Last, tigecycline will certainly be used as microbiologically-directed therapy of infections due to multiresistant Gram-positive pathogens, including MRSA and vancomycin-resistant enterococci, and a key challenge is to determine when to prefer tigecycline as against old and new glycopeptides, linezolid, daptomycin, and (in the future) ceftobiprole. There is growing evidence that linezolid is superior to vancomycin versus MRSA31,32 but, as yet, there is no comparison among the various new agents, including tigecycline.

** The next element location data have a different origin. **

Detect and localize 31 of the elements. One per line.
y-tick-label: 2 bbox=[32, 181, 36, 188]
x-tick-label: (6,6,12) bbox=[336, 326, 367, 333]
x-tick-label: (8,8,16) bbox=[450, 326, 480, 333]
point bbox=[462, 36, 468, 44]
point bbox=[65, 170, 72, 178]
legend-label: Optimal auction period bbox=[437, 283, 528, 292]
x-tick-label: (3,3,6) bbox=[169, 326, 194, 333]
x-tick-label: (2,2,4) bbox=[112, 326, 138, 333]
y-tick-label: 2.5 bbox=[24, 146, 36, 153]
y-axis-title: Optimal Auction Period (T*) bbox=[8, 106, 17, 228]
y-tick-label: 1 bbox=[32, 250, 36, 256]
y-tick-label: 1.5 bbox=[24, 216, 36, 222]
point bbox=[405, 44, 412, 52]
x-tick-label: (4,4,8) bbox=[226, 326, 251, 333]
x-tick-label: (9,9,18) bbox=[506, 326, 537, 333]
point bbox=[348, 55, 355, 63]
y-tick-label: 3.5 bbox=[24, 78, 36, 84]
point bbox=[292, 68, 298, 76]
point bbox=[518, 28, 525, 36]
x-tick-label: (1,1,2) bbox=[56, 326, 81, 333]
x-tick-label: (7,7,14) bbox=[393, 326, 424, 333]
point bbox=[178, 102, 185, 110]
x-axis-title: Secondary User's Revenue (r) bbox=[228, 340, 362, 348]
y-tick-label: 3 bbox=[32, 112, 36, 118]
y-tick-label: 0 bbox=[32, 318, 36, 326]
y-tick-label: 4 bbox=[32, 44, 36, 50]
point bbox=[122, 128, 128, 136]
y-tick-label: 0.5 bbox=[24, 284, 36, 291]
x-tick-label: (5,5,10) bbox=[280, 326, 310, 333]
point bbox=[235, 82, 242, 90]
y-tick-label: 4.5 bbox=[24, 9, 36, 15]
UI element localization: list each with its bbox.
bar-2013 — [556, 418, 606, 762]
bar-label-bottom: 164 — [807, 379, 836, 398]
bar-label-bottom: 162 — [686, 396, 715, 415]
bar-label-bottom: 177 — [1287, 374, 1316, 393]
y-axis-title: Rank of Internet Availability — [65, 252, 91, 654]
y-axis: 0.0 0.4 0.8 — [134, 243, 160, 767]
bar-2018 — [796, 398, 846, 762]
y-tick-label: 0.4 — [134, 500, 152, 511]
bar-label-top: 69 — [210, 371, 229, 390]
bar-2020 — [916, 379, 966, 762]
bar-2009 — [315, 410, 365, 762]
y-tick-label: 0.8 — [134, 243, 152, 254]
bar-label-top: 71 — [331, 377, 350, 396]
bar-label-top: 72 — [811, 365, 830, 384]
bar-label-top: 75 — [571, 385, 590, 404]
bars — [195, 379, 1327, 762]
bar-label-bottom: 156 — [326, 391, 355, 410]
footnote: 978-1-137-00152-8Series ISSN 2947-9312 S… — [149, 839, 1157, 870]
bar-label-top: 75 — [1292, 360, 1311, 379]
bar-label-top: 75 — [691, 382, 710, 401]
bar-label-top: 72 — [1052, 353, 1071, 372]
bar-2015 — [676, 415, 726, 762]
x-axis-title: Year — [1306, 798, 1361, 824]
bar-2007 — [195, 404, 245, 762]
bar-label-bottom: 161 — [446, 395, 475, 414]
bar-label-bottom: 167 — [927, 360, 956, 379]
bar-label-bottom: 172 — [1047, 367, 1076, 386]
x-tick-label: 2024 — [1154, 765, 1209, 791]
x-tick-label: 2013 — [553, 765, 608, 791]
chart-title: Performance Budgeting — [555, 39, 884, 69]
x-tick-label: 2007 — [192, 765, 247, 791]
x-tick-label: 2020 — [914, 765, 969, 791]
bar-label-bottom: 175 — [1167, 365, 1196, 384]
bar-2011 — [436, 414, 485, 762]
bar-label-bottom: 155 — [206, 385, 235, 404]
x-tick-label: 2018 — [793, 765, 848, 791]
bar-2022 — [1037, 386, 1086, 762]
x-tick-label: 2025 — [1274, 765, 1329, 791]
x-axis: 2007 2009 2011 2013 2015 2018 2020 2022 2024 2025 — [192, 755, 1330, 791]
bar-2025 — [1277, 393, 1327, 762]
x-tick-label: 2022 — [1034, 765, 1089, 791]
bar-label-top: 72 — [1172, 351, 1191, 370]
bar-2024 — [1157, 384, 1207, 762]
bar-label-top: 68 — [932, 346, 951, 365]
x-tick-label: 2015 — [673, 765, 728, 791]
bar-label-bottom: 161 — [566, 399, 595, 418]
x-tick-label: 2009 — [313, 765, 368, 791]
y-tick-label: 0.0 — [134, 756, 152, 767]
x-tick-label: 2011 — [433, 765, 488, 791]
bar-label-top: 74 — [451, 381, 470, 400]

In short, tigecycline is among the more unique recent additions to the armamentarium and its achievements in clinical trials should lead us to rethink the status of tetracycline derivatives. Aside from empirical usage in wound infections where either or both MRSA and Enterobacteriaceae are likely, tigecycline should have a role in directed treatment of infections due to ESBL producers, pan-resistant Acinetobacter spp. and multiresistant Gram-positive cocci. Needless to say, its propensity to select resistance needs to be monitored closely and it is disturbing that in vitro-selected mutations of tet(A), enabled efflux of glycylcyclines;33 also that there were five instances of emerging resistance during the Phase III trials, two with K. pneumoniae and one each with Enterobacter cloacae, Morganella morganii and A. baumannii, all apparently associated with up-regulation of chromosomally-mediated efflux pumps (Wyeth, data on file). Moreover, this reference laboratory is also investigating several tigecycline non-susceptible (MIC, 4–16 mg/L) A. baumannii from London, and particular attention needs to be addressed to any potential for selection of resistance in this notoriously adaptable species. Whether or not significant resistance threats ultimately do emerge (and experience shows that they usually do!), it is excellent news to have a new agent with increased activity againstGram-negative as well as Gram-positive bacteria. Few others will come this decade.